During the fall of the year, anglers in northern states like Michigan, Minnesota, Wisconsin, etc., experience some of the best fishing of the year. As the leaves start to change colors, Northerners who spend time on the lake versus the deer stand can cash in on some excellent bass fishing. Michigan-based Mercury pro Jonathon VanDam spends plenty of time in the woods in October, but also gets in on the action in the water.
His approach in early fall boils down to staying on the move – both with his baits and his trolling motor – and focusing on shallow water with proven fall techniques.
One of the keys, according to VanDam, is to remain flexible this time of year and be willing to change every day you fish (and as conditions change). The clues that signal that the fall bite has arrived are straightforward – shorter days and the first significant cold front.
“The first thing I try to do when I launch the boat is to figure out what stage the lake is in,” VanDam said. “In northern waters, every transition of the year happens faster than anywhere else in the country. Everything is condensed, whether it’s the spawn cycle or late in the year, so you have to stay on top of what’s happening because it changes daily.”
To gauge the state of the bite on a lake, one of the first places he looks is ultra-shallow water, knowing that the most active fish can usually be found here, especially after the first few nights when the air temperature creeps into the 40s.
“During the fall months, when the fish are feeding, they’ll get shallow after that first cold snap,” he said. “You can’t fish shallow enough and the shallow fish are there for one reason – to eat. They know that the ice is coming soon and you’ll often find a lot of fish grouped up in shallow water and feeding up.”

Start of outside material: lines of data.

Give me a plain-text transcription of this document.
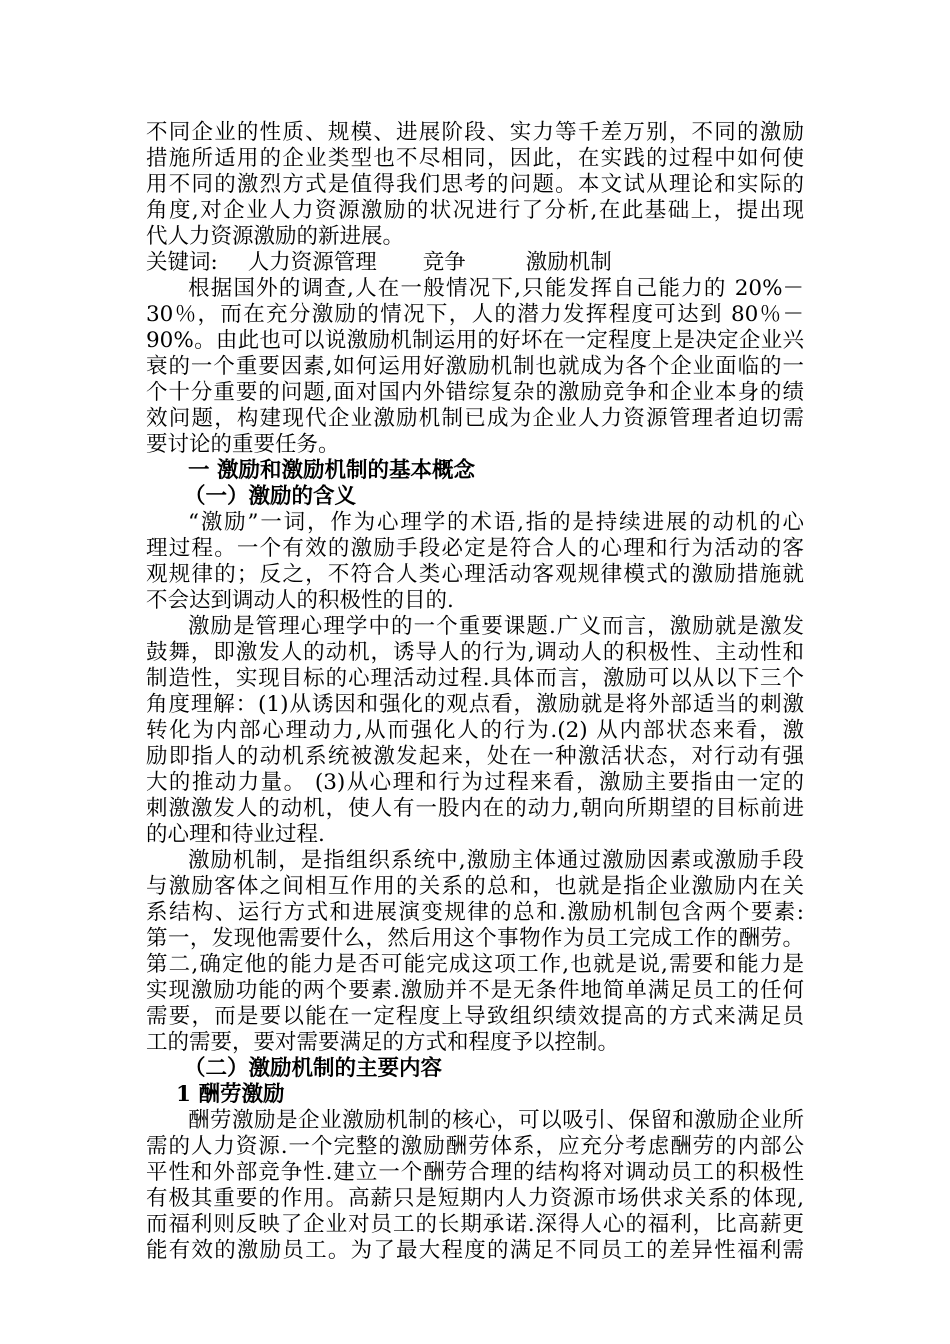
不同企业的性质、规模、进展阶段、实力等千差万别，不同的激励
措施所适用的企业类型也不尽相同，因此，在实践的过程中如何使
用不同的激烈方式是值得我们思考的问题。本文试从理论和实际的
角度,对企业人力资源激励的状况进行了分析,在此基础上，提出现
代人力资源激励的新进展。
关键词: 人力资源管理 竞争	激励机制
根据国外的调查,人在一般情况下,只能发挥自己能力的 20%－
30％，而在充分激励的情况下，人的潜力发挥程度可达到 80％－
90%。由此也可以说激励机制运用的好坏在一定程度上是决定企业兴
衰的一个重要因素,如何运用好激励机制也就成为各个企业面临的一
个十分重要的问题,面对国内外错综复杂的激励竞争和企业本身的绩
效问题，构建现代企业激励机制已成为企业人力资源管理者迫切需
要讨论的重要任务。
一 激励和激励机制的基本概念
（一）激励的含义
“激励”一词，作为心理学的术语,指的是持续进展的动机的心
理过程。一个有效的激励手段必定是符合人的心理和行为活动的客
观规律的；反之，不符合人类心理活动客观规律模式的激励措施就
不会达到调动人的积极性的目的.
激励是管理心理学中的一个重要课题.广义而言，激励就是激发
鼓舞，即激发人的动机，诱导人的行为,调动人的积极性、主动性和
制造性，实现目标的心理活动过程.具体而言，激励可以从以下三个
角度理解：(1)从诱因和强化的观点看，激励就是将外部适当的刺激
转化为内部心理动力,从而强化人的行为.(2) 从内部状态来看，激
励即指人的动机系统被激发起来，处在一种激活状态，对行动有强
大的推动力量。 (3)从心理和行为过程来看，激励主要指由一定的
刺激激发人的动机，使人有一股内在的动力,朝向所期望的目标前进
的心理和待业过程.
激励机制，是指组织系统中,激励主体通过激励因素或激励手段
与激励客体之间相互作用的关系的总和，也就是指企业激励内在关
系结构、运行方式和进展演变规律的总和.激励机制包含两个要素:
第一，发现他需要什么，然后用这个事物作为员工完成工作的酬劳。
第二,确定他的能力是否可能完成这项工作,也就是说,需要和能力是
实现激励功能的两个要素.激励并不是无条件地简单满足员工的任何
需要，而是要以能在一定程度上导致组织绩效提高的方式来满足员
工的需要，要对需要满足的方式和程度予以控制。
（二）激励机制的主要内容
1 酬劳激励
酬劳激励是企业激励机制的核心，可以吸引、保留和激励企业所
需的人力资源.一个完整的激励酬劳体系，应充分考虑酬劳的内部公
平性和外部竞争性.建立一个酬劳合理的结构将对调动员工的积极性
有极其重要的作用。高薪只是短期内人力资源市场供求关系的体现,
而福利则反映了企业对员工的长期承诺.深得人心的福利，比高薪更
能有效的激励员工。为了最大程度的满足不同员工的差异性福利需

Two of VanDam’s top fall baits are moving baits, such as a lipless crankbait and a swim jig. Both allow him to fish fast and are great for shallow water.
“The fish are super aggressive this time of year, so it’s a lot of moving baits for me,” VanDam said. “You have to cover water until you find the biggest groups of fish and those baits let you do that.”

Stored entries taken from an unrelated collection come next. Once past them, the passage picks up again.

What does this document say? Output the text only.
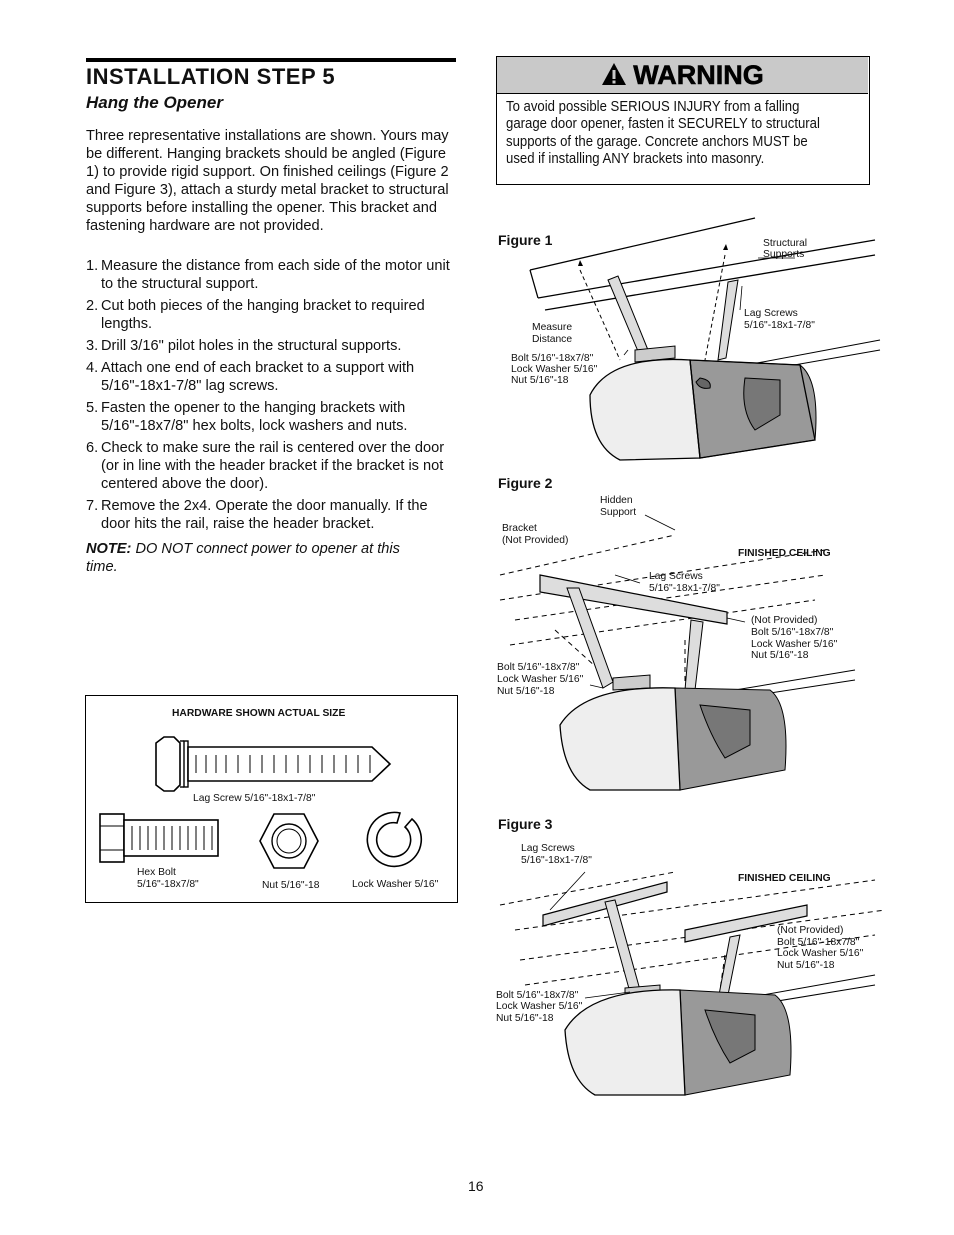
INSTALLATION STEP 5
Hang the Opener
Three representative installations are shown. Yours may be different. Hanging brackets should be angled (Figure 1) to provide rigid support. On finished ceilings (Figure 2 and Figure 3), attach a sturdy metal bracket to structural supports before installing the opener. This bracket and fastening hardware are not provided.
1. Measure the distance from each side of the motor unit to the structural support.
2. Cut both pieces of the hanging bracket to required lengths.
3. Drill 3/16" pilot holes in the structural supports.
4. Attach one end of each bracket to a support with 5/16"-18x1-7/8" lag screws.
5. Fasten the opener to the hanging brackets with 5/16"-18x7/8" hex bolts, lock washers and nuts.
6. Check to make sure the rail is centered over the door (or in line with the header bracket if the bracket is not centered above the door).
7. Remove the 2x4. Operate the door manually. If the door hits the rail, raise the header bracket.
NOTE: DO NOT connect power to opener at this time.
HARDWARE SHOWN ACTUAL SIZE
Lag Screw 5/16"-18x1-7/8"
Hex Bolt
5/16"-18x7/8"	Nut 5/16"-18	Lock Washer 5/16"
WARNING
To avoid possible SERIOUS INJURY from a falling garage door opener, fasten it SECURELY to structural supports of the garage. Concrete anchors MUST be used if installing ANY brackets into masonry.
Figure 1	Structural
Supports
Lag Screws
5/16"-18x1-7/8"
Measure
Distance
Bolt 5/16"-18x7/8"
Lock Washer 5/16"
Nut 5/16"-18
Figure 2
Hidden
Support
Bracket
(Not Provided)
FINISHED CEILING
Lag Screws
5/16"-18x1-7/8"
(Not Provided)
Bolt 5/16"-18x7/8"
Lock Washer 5/16"
Nut 5/16"-18
Bolt 5/16"-18x7/8"
Lock Washer 5/16"
Nut 5/16"-18
Figure 3
Lag Screws
5/16"-18x1-7/8"
FINISHED CEILING
(Not Provided)
Bolt 5/16"-18x7/8"
Lock Washer 5/16"
Nut 5/16"-18
Bolt 5/16"-18x7/8"
Lock Washer 5/16"
Nut 5/16"-18
16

When fishing a lipless, he opts for a 7-foot, 4-inch medium-heavy Favorite Phantom PHAT Glass rod, high-speed baitcast reel and 12-pound fluorocarbon.
“That rod is a lot stiffer than a traditional crankbait rod, but it’s great for ripping a lipless from grass,” he said. “It has enough backbone that you can snap the bait free and not get gummed up with grass on every cast.”
VanDam alternates between 14-pound fluorocarbon and 30-pound braid for his swim jigs, depending on the cover. His rod of choice is a 7-foot, 5-inch medium-heavy Favorite HEX rod. “I’ll use the braid for the thicker grass and fluorocarbon for more open water,” he said.
Whether he’s targeting largemouth or smallmouth, VanDam will seek specific targets, primarily transitions and where different vegetation types intertwine.
“I like to look for banks with a mix of cover and harder bottoms,” VanDam said. “Smallmouth like to be on gravel in more open areas and where sand, grass, and rocks mix, but they will still get very shallow. For largemouth, reeds, lily pads, and other grass like milfoil and cabbage will be prime areas, especially if you can find them mixed together in one area.”